The writing and the art are both deliberately disorienting, with Brandon providing little in the way of answers and Rudy embedding panels within panels to put the reader off from following the story. The characters don't know who to trust, they don't know who put them where they are or why, and imprisonment might not even be the purpose of their jailers. I was often confused by this story, but always intrigued, as the answers always felt just outside of my grasp. It reminded me-- quite deliberately, I suspect-- of The Prisoner, and that's almost always a good thing. The wheel with the options of DEATH, FREE, PEACE, VIOLENCE, ESCAPE, PANIC, RESET was a great surreal touch, and the seeming time travel elements were perfect icing on the cake of confusion.

I expected the end to be one of those endings that explains nothing, but to my surprise just enough explanations were provided to make me feel like there was a logic to this, and to intrigue me to read on.
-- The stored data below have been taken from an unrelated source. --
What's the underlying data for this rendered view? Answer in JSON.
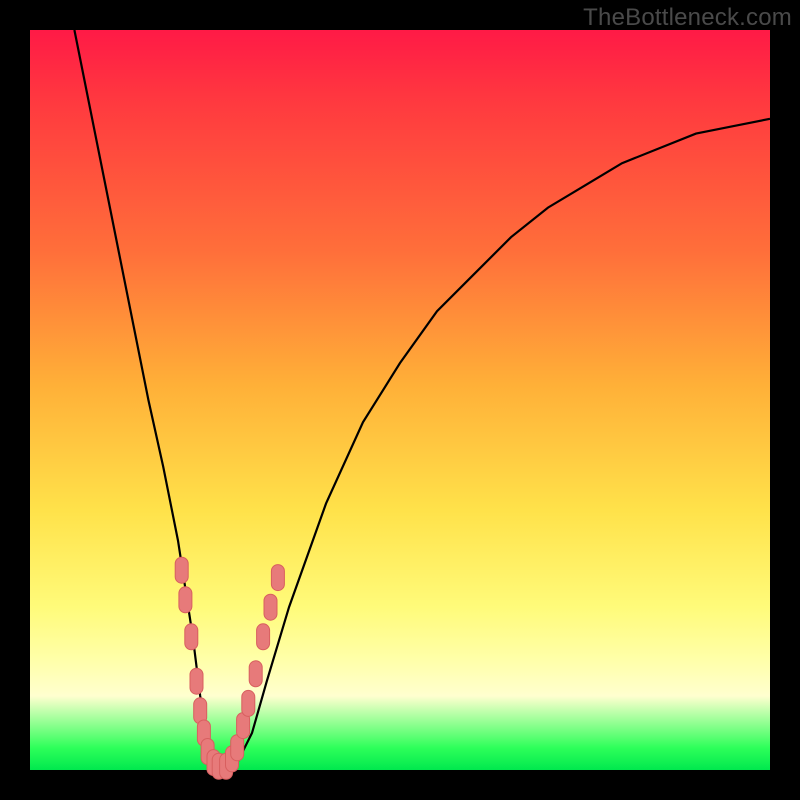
{
  "watermark": "TheBottleneck.com",
  "colors": {
    "frame": "#000000",
    "curve": "#000000",
    "marker_fill": "#e77a7a",
    "marker_stroke": "#d85f5f",
    "gradient": [
      "#ff1a46",
      "#ff3a3f",
      "#ff6f3a",
      "#ffb038",
      "#ffe24a",
      "#fffb7a",
      "#ffffa8",
      "#ffffcf",
      "#2eff5a",
      "#00e84e"
    ]
  },
  "chart_data": {
    "type": "line",
    "title": "",
    "xlabel": "",
    "ylabel": "",
    "xlim": [
      0,
      100
    ],
    "ylim": [
      0,
      100
    ],
    "grid": false,
    "series": [
      {
        "name": "bottleneck-curve",
        "x": [
          6,
          8,
          10,
          12,
          14,
          16,
          18,
          20,
          22,
          23,
          24,
          25,
          26,
          27,
          28,
          30,
          32,
          35,
          40,
          45,
          50,
          55,
          60,
          65,
          70,
          75,
          80,
          85,
          90,
          95,
          100
        ],
        "y": [
          100,
          90,
          80,
          70,
          60,
          50,
          41,
          31,
          18,
          10,
          4,
          1,
          0,
          0,
          1,
          5,
          12,
          22,
          36,
          47,
          55,
          62,
          67,
          72,
          76,
          79,
          82,
          84,
          86,
          87,
          88
        ]
      }
    ],
    "markers": {
      "name": "highlighted-points",
      "comment": "salmon capsule markers clustered around the V minimum on both branches",
      "points": [
        {
          "x": 20.5,
          "y": 27
        },
        {
          "x": 21.0,
          "y": 23
        },
        {
          "x": 21.8,
          "y": 18
        },
        {
          "x": 22.5,
          "y": 12
        },
        {
          "x": 23.0,
          "y": 8
        },
        {
          "x": 23.5,
          "y": 5
        },
        {
          "x": 24.0,
          "y": 2.5
        },
        {
          "x": 24.8,
          "y": 1
        },
        {
          "x": 25.5,
          "y": 0.5
        },
        {
          "x": 26.5,
          "y": 0.5
        },
        {
          "x": 27.3,
          "y": 1.5
        },
        {
          "x": 28.0,
          "y": 3
        },
        {
          "x": 28.8,
          "y": 6
        },
        {
          "x": 29.5,
          "y": 9
        },
        {
          "x": 30.5,
          "y": 13
        },
        {
          "x": 31.5,
          "y": 18
        },
        {
          "x": 32.5,
          "y": 22
        },
        {
          "x": 33.5,
          "y": 26
        }
      ]
    }
  }
}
There was a purpose to everything that happened, one that stems from the events of Final Crisis and has repercussions for the future. I do want to know how the Buddy Blank and Brother Eye we see here relate to the ones from Countdown to Final Crisis and Final Crisis itself, though; that wasn't terribly clear.

Overall, I really enjoyed this. It was bold, it was different, and despite its obvious debts to both The Prisoner and Jack Kirby, I didn't feel like I'd ever encountered anything quite like it. I look forward to seeing what happens to Tom next, and unlike with most of these Final Crisis Aftermath tales, I actually can; Ivan Brandon apparently wrote a followup miniseries called Nemesis: The Impostors. Sadly, it's uncollected, so I'll have to find the floppies somewhere.